Напарник оживает прямо на глазах. Щеки порозовели, в глазах появился прежний блеск. Пробует ходить, пока что осторожно, не перенося всю тяжесть тела на пострадавшую ногу.
– Еще минут пять и пойдем, – как бы извиняясь, говорит Коннери. – Кости мгновенно не срастаются.
– Идем вглубь?
– Конечно. Если попытаемся прорваться тем же путем, что пришли, – он косится на вас, – вернее, которым ты меня сюда притащил, вряд ли выйдет что-то путное.

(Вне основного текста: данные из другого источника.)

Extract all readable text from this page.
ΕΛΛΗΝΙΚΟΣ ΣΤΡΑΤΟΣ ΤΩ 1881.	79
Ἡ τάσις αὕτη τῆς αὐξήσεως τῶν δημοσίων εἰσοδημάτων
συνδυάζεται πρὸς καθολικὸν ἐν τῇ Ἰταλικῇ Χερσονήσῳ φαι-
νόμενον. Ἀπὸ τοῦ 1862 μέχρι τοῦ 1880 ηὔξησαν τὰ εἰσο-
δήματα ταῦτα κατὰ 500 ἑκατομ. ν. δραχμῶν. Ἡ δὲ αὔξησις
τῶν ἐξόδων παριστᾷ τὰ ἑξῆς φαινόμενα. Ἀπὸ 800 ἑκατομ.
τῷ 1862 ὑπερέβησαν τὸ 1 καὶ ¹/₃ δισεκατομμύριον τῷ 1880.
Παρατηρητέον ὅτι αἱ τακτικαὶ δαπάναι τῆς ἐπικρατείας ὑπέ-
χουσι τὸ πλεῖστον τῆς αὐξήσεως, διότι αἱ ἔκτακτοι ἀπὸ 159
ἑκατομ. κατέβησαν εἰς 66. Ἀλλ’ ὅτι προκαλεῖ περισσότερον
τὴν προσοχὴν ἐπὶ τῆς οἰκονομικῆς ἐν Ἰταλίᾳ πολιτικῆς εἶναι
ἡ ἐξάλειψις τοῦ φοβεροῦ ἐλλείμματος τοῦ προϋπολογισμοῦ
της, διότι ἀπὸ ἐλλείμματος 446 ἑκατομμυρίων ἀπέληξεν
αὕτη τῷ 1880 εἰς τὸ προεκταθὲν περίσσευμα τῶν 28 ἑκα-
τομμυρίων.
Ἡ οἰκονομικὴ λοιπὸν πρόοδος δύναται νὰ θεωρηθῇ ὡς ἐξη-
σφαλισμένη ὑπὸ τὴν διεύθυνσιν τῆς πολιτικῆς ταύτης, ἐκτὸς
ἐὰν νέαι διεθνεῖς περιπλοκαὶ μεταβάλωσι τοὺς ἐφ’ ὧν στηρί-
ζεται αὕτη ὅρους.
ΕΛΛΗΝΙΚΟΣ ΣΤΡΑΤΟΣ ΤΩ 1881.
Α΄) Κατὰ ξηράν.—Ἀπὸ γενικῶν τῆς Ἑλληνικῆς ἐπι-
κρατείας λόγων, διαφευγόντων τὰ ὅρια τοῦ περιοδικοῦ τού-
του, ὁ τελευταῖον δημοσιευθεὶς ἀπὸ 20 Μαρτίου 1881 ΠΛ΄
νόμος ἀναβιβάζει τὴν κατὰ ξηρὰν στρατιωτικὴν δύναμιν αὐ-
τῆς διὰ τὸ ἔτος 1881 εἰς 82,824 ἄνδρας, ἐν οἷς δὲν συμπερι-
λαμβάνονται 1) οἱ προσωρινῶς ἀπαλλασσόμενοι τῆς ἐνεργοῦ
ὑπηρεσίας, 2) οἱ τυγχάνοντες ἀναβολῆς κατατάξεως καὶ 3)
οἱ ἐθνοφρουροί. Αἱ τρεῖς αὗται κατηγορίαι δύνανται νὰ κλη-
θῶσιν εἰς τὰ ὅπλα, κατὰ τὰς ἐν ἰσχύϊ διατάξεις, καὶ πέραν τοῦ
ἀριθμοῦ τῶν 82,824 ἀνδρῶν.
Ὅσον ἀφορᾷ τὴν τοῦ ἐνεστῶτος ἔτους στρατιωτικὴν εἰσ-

Даже если и одолеем стражу, оставленную у обелиска, куда идти? Переловят нас на плато, как кроликов. Да и не для того мы дошли на самый край земли, чтобы в самом конце пути испугаться и повернуть. Нет, мы идем вперед.
Возразить нечего, доводы вполне разумны. Пока есть время, вы решаетесь сказать то, что давно уже собирались:
– Я так и не сказал тебе «спасибо». Я уже, честно говоря, попрощался с жизнью. А ты был невероятно крут, мой легендарный друг. Знаешь, пока мы с тобой сюда добирались, я, грешным делом, заподозрил, что лучшие годы твои уже позади. Что размяк старый ведьмак, потерял форму, стал слишком чувствительным и щепетильным. Ан нет. Твой сольный проход по лагерю — это было нечто. Я потрясен, без дураков. Теперь я понимаю, почему к имени Коннери часто добавляли «тот самый».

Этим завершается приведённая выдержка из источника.